Creating bitmap art

Hi all,

I just upgraded to Toonboom Harmony Advanced. I’m just animating for a hobby so I basically have to do all the work. What I’m doing right now is trying to create background scenes for my animations but I need to have them reallly detailed like you’d see in anime and such, not something that looks like it was done in PowerPoint or ms paint lol

I’m just trying to see what other users do when it comes to background art for their animation? Toonboom rocks when it comes to its animating software but I found the options for creating bitmap drawings and different tools/coloring options to be lacking. Do you guys/girls use photoshop or Corel or what? Thanks!

For more detailed backgrounds I really wouldn’t use (or ever want to use) Harmony. I do mine in Krita (excellent bitmap painting tools with nice perspective guides), PhotoLine (for more photoshop like compositing of photos and painted work in Krita) and Blender for 3d components and sometimes basic shapes for overpainting.

Any good bitmap editor with good painting tools will suffice, though. Krita is open source and free, and offers much nicer painting and drawing tools compared to Photoshop (in my opinion and experience).

Thank you so much for this. I have been using Krita since you told me and I’m finally beginning to do cool things with the program. That’s so awesome that it’s free!

I’m such a newbie to ALL of this. Once I started having a cool background scene come together it clicked with me that I will need to be animating WITHIN the scene which means I need my animations in front of the distant scenery, yet behind the foreground stuff (side rails and bushes). Is there a way to import my bitmap scene or save it as a certain file type from Krita so that when I bring it into Toonboom it will keep all those layers separate so that I can still animate in between the layers? Obviously I want my characters in front of the distant treeline but behind the sidewalk railing otherwise it wouldn’t look good. Do I just have to plan this stuff out as I draw my backgrounds and save the layers of one background scene into individual files in order to bring in the distant stuff, draw my animations, and then bring in the foreground stuff? Thanks for any help!

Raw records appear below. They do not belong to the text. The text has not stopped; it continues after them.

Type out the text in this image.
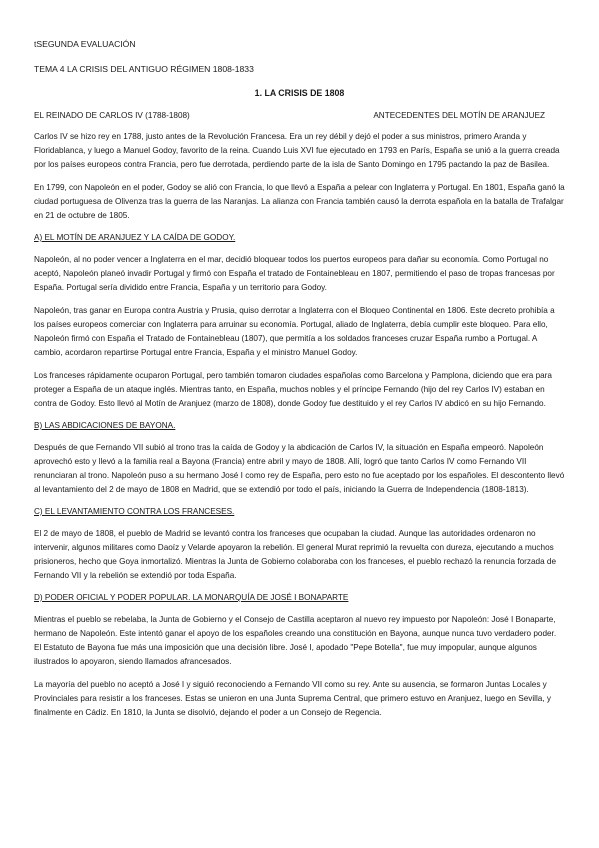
tSEGUNDA EVALUACIÓN
TEMA 4 LA CRISIS DEL ANTIGUO RÉGIMEN 1808-1833
1. LA CRISIS DE 1808
EL REINADO DE CARLOS IV (1788-1808)	ANTECEDENTES DEL MOTÍN DE ARANJUEZ

Carlos IV se hizo rey en 1788, justo antes de la Revolución Francesa. Era un rey débil y dejó el poder a sus ministros, primero Aranda y Floridablanca, y luego a Manuel Godoy, favorito de la reina. Cuando Luis XVI fue ejecutado en 1793 en París, España se unió a la guerra creada por los países europeos contra Francia, pero fue derrotada, perdiendo parte de la isla de Santo Domingo en 1795 pactando la paz de Basilea.

En 1799, con Napoleón en el poder, Godoy se alió con Francia, lo que llevó a España a pelear con Inglaterra y Portugal. En 1801, España ganó la ciudad portuguesa de Olivenza tras la guerra de las Naranjas. La alianza con Francia también causó la derrota española en la batalla de Trafalgar en 21 de octubre de 1805.

A) EL MOTÍN DE ARANJUEZ Y LA CAÍDA DE GODOY.

Napoleón, al no poder vencer a Inglaterra en el mar, decidió bloquear todos los puertos europeos para dañar su economía. Como Portugal no aceptó, Napoleón planeó invadir Portugal y firmó con España el tratado de Fontainebleau en 1807, permitiendo el paso de tropas francesas por España. Portugal sería dividido entre Francia, España y un territorio para Godoy.

Napoleón, tras ganar en Europa contra Austria y Prusia, quiso derrotar a Inglaterra con el Bloqueo Continental en 1806. Este decreto prohibía a los países europeos comerciar con Inglaterra para arruinar su economía. Portugal, aliado de Inglaterra, debía cumplir este bloqueo. Para ello, Napoleón firmó con España el Tratado de Fontainebleau (1807), que permitía a los soldados franceses cruzar España rumbo a Portugal. A cambio, acordaron repartirse Portugal entre Francia, España y el ministro Manuel Godoy.

Los franceses rápidamente ocuparon Portugal, pero también tomaron ciudades españolas como Barcelona y Pamplona, diciendo que era para proteger a España de un ataque inglés. Mientras tanto, en España, muchos nobles y el príncipe Fernando (hijo del rey Carlos IV) estaban en contra de Godoy. Esto llevó al Motín de Aranjuez (marzo de 1808), donde Godoy fue destituido y el rey Carlos IV abdicó en su hijo Fernando.

B) LAS ABDICACIONES DE BAYONA.

Después de que Fernando VII subió al trono tras la caída de Godoy y la abdicación de Carlos IV, la situación en España empeoró. Napoleón aprovechó esto y llevó a la familia real a Bayona (Francia) entre abril y mayo de 1808. Allí, logró que tanto Carlos IV como Fernando VII renunciaran al trono. Napoleón puso a su hermano José I como rey de España, pero esto no fue aceptado por los españoles. El descontento llevó al levantamiento del 2 de mayo de 1808 en Madrid, que se extendió por todo el país, iniciando la Guerra de Independencia (1808-1813).

C) EL LEVANTAMIENTO CONTRA LOS FRANCESES.

El 2 de mayo de 1808, el pueblo de Madrid se levantó contra los franceses que ocupaban la ciudad. Aunque las autoridades ordenaron no intervenir, algunos militares como Daoíz y Velarde apoyaron la rebelión. El general Murat reprimió la revuelta con dureza, ejecutando a muchos prisioneros, hecho que Goya inmortalizó. Mientras la Junta de Gobierno colaboraba con los franceses, el pueblo rechazó la renuncia forzada de Fernando VII y la rebelión se extendió por toda España.

D) PODER OFICIAL Y PODER POPULAR. LA MONARQUÍA DE JOSÉ I BONAPARTE

Mientras el pueblo se rebelaba, la Junta de Gobierno y el Consejo de Castilla aceptaron al nuevo rey impuesto por Napoleón: José I Bonaparte, hermano de Napoleón. Este intentó ganar el apoyo de los españoles creando una constitución en Bayona, aunque nunca tuvo verdadero poder. El Estatuto de Bayona fue más una imposición que una decisión libre. José I, apodado "Pepe Botella", fue muy impopular, aunque algunos ilustrados lo apoyaron, siendo llamados afrancesados.

La mayoría del pueblo no aceptó a José I y siguió reconociendo a Fernando VII como su rey. Ante su ausencia, se formaron Juntas Locales y Provinciales para resistir a los franceses. Estas se unieron en una Junta Suprema Central, que primero estuvo en Aranjuez, luego en Sevilla, y finalmente en Cádiz. En 1810, la Junta se disolvió, dejando el poder a un Consejo de Regencia.
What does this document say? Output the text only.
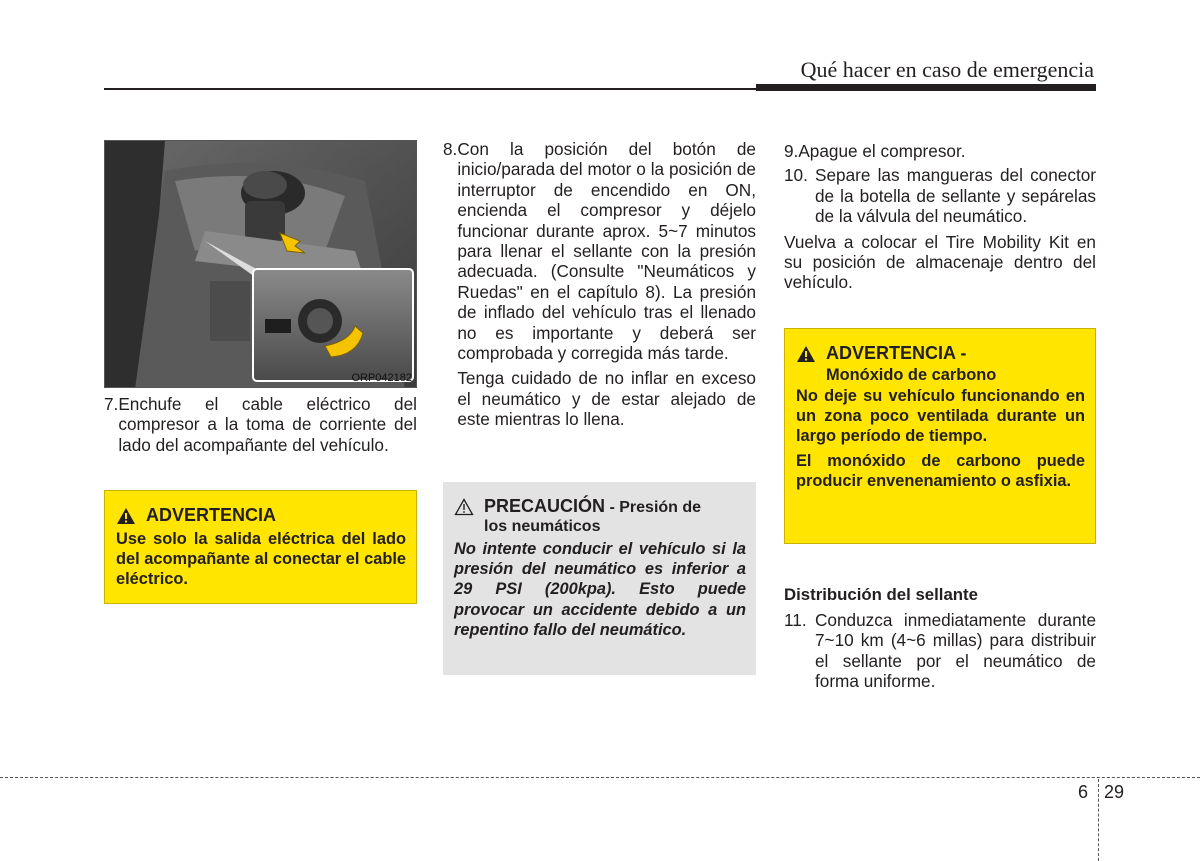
Qué hacer en caso de emergencia
ORP042182
7. Enchufe el cable eléctrico del compresor a la toma de corriente del lado del acompañante del vehículo.
ADVERTENCIA
Use solo la salida eléctrica del lado del acompañante al conectar el cable eléctrico.
8. Con la posición del botón de inicio/parada del motor o la posición de interruptor de encendido en ON, encienda el compresor y déjelo funcionar durante aprox. 5~7 minutos para llenar el sellante con la presión adecuada. (Consulte "Neumáticos y Ruedas" en el capítulo 8). La presión de inflado del vehículo tras el llenado no es importante y deberá ser comprobada y corregida más tarde.
Tenga cuidado de no inflar en exceso el neumático y de estar alejado de este mientras lo llena.
PRECAUCIÓN - Presión de
los neumáticos
No intente conducir el vehículo si la presión del neumático es inferior a 29 PSI (200kpa). Esto puede provocar un accidente debido a un repentino fallo del neumático.
9. Apague el compresor.
10. Separe las mangueras del conector de la botella de sellante y sepárelas de la válvula del neumático.

Vuelva a colocar el Tire Mobility Kit en su posición de almacenaje dentro del vehículo.

ADVERTENCIA -
Monóxido de carbono
No deje su vehículo funcionando en un zona poco ventilada durante un largo período de tiempo.
El monóxido de carbono puede producir envenenamiento o asfixia.
Distribución del sellante
11. Conduzca inmediatamente durante 7~10 km (4~6 millas) para distribuir el sellante por el neumático de forma uniforme.
6 29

The way I work is that I organize background/environment elements from back to foreground in individual layer groups, and export these layer groups as separate elements. I then import these to recreate the same layering, and add the character(s) wedged between the foreground layer and the appropriate background layers.

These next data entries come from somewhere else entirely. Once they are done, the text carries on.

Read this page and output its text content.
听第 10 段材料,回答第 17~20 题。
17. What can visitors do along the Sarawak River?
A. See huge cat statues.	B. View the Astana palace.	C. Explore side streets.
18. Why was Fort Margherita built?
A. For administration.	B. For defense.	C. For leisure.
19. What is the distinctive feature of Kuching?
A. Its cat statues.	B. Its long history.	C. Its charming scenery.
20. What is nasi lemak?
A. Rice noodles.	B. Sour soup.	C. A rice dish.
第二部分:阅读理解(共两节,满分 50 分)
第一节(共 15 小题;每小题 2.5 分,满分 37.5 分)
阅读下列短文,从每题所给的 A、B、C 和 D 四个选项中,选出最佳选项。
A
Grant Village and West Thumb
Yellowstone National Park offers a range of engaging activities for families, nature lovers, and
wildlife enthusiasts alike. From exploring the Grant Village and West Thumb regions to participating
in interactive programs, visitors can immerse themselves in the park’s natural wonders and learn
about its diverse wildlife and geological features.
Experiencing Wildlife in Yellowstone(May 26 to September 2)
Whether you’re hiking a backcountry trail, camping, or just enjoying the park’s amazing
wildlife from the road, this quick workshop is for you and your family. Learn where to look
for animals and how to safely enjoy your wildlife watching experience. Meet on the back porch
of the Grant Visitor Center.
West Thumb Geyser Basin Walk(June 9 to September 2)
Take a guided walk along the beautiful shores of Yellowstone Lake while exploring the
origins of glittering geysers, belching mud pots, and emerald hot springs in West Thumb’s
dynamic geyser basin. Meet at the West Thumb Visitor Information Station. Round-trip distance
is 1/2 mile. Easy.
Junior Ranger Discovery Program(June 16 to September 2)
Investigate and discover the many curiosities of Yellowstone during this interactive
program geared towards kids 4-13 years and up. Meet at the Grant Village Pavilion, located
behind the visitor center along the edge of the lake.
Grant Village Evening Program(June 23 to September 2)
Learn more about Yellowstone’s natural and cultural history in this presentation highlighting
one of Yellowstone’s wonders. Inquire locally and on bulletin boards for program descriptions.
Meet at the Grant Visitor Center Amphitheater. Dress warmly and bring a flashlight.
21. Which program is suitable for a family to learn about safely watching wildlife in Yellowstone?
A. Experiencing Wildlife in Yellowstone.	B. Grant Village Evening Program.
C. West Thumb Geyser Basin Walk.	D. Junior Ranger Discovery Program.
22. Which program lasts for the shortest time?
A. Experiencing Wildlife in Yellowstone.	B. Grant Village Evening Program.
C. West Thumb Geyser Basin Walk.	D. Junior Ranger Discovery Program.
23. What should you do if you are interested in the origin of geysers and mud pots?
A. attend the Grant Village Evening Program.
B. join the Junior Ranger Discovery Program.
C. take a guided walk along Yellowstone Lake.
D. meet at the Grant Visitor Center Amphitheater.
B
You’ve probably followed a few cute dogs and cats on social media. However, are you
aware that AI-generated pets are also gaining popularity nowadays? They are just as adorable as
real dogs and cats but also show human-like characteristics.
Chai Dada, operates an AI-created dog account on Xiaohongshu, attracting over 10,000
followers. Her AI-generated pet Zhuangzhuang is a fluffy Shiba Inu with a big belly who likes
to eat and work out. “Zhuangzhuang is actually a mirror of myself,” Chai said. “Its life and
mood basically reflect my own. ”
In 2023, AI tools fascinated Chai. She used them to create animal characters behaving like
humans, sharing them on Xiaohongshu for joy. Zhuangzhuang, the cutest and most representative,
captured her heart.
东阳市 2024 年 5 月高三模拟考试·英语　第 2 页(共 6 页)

Yes, you need to plan this out. And put each environment element and character on its own 3D plane which allows for parallax effects, and switching of layers to allow a character to move into and out of a scene in pseudo 3d layering.

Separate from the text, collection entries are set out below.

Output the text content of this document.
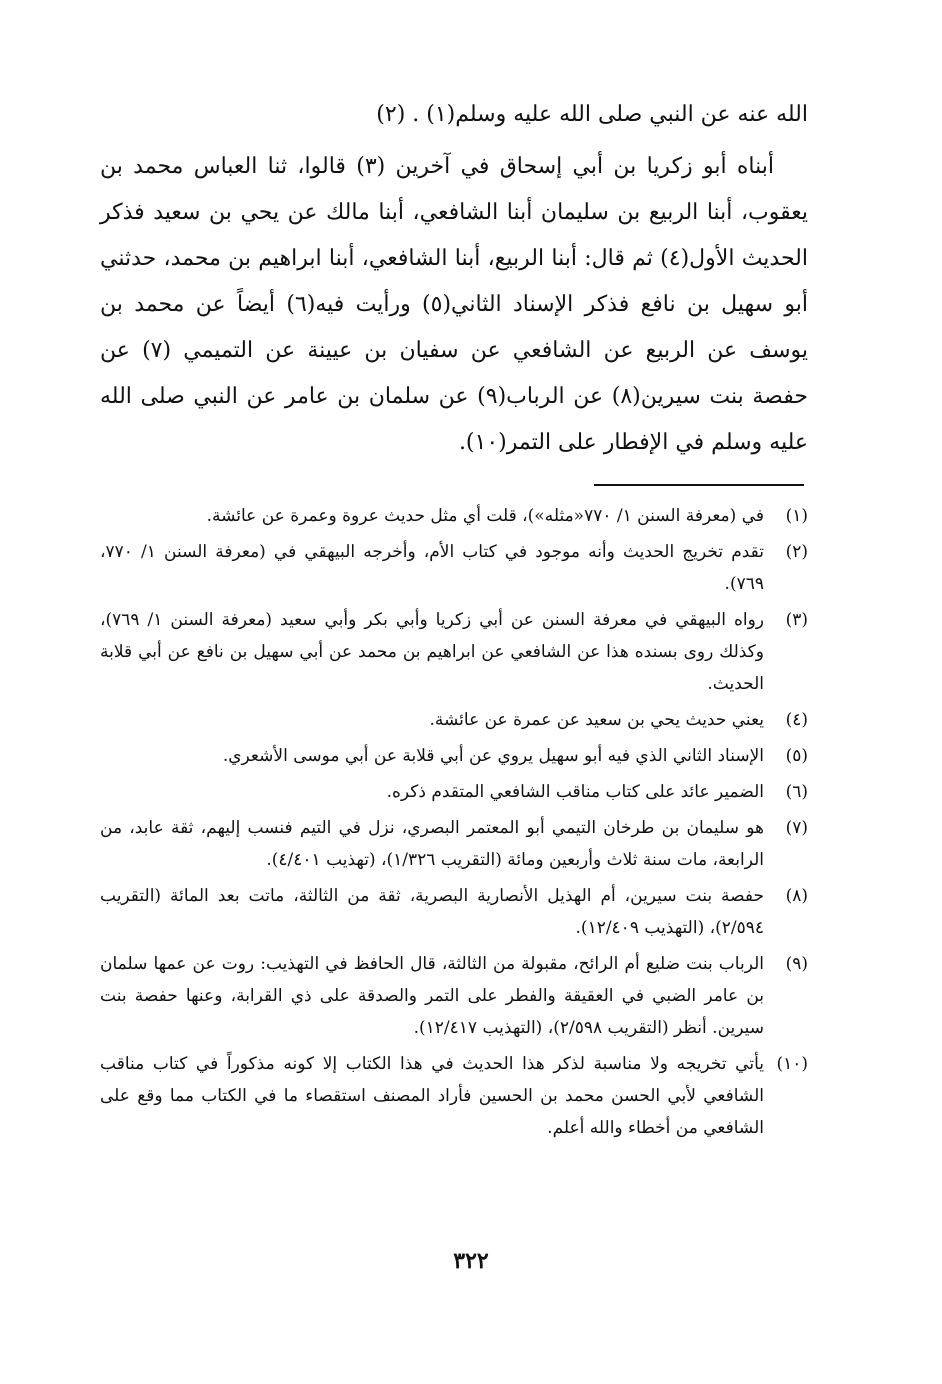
الله عنه عن النبي صلى الله عليه وسلم(١) . (٢)

أبناه أبو زكريا بن أبي إسحاق في آخرين (٣) قالوا، ثنا العباس محمد بن يعقوب، أبنا الربيع بن سليمان أبنا الشافعي، أبنا مالك عن يحي بن سعيد فذكر الحديث الأول(٤) ثم قال: أبنا الربيع، أبنا الشافعي، أبنا ابراهيم بن محمد، حدثني أبو سهيل بن نافع فذكر الإسناد الثاني(٥) ورأيت فيه(٦) أيضاً عن محمد بن يوسف عن الربيع عن الشافعي عن سفيان بن عيينة عن التميمي (٧) عن حفصة بنت سيرين(٨) عن الرباب(٩) عن سلمان بن عامر عن النبي صلى الله عليه وسلم في الإفطار على التمر(١٠).

(١)
في (معرفة السنن ١/ ٧٧٠«مثله»)، قلت أي مثل حديث عروة وعمرة عن عائشة.
(٢)
تقدم تخريج الحديث وأنه موجود في كتاب الأم، وأخرجه البيهقي في (معرفة السنن ١/ ٧٧٠، ٧٦٩).
(٣)
رواه البيهقي في معرفة السنن عن أبي زكريا وأبي بكر وأبي سعيد (معرفة السنن ١/ ٧٦٩)، وكذلك روى بسنده هذا عن الشافعي عن ابراهيم بن محمد عن أبي سهيل بن نافع عن أبي قلابة الحديث.
(٤)
يعني حديث يحي بن سعيد عن عمرة عن عائشة.
(٥)
الإسناد الثاني الذي فيه أبو سهيل يروي عن أبي قلابة عن أبي موسى الأشعري.
(٦)
الضمير عائد على كتاب مناقب الشافعي المتقدم ذكره.
(٧)
هو سليمان بن طرخان التيمي أبو المعتمر البصري، نزل في التيم فنسب إليهم، ثقة عابد، من الرابعة، مات سنة ثلاث وأربعين ومائة (التقريب ١/٣٢٦)، (تهذيب ٤/٤٠١).
(٨)
حفصة بنت سيرين، أم الهذيل الأنصارية البصرية، ثقة من الثالثة، ماتت بعد المائة (التقريب ٢/٥٩٤)، (التهذيب ١٢/٤٠٩).
(٩)
الرباب بنت ضليع أم الرائح، مقبولة من الثالثة، قال الحافظ في التهذيب: روت عن عمها سلمان بن عامر الضبي في العقيقة والفطر على التمر والصدقة على ذي القرابة، وعنها حفصة بنت سيرين. أنظر (التقريب ٢/٥٩٨)، (التهذيب ١٢/٤١٧).
(١٠)
يأتي تخريجه ولا مناسبة لذكر هذا الحديث في هذا الكتاب إلا كونه مذكوراً في كتاب مناقب الشافعي لأبي الحسن محمد بن الحسين فأراد المصنف استقصاء ما في الكتاب مما وقع على الشافعي من أخطاء والله أعلم.
٣٢٢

And be sure to watch this classic to understand the principles from a classical Disney animation point of view.

That Disney video is cool. It makes me so glad we are in the digital age though lol. I gain more appreciation for animators with every day I try to learn how to do it. Thanks for the tips! What file type do you save the Krita artwork as? And when you import them into toonboom do you import as bitmap or vector or what?

I recommend Photoshop because it now comes with all of the very famous Kyle T Webster brushes. It seems like everyone uses them these days, but for good reason - they can’t be beat. Plus, Photoshop is so polished, easy to use, and standard. Some other options are Clip Studio Paint, Krita, Rebelle 2 (very good for watercolors.). Photoshop is my favorite, though.

What photoshop are you using and how much did it cost?

Only Photoshop CC is available, and only for rent. You pay 10 dollars a month for the Photographer’s plan. When you stop paying the rent, you lose access to Photoshop. Photoshop cannot be purchased anymore.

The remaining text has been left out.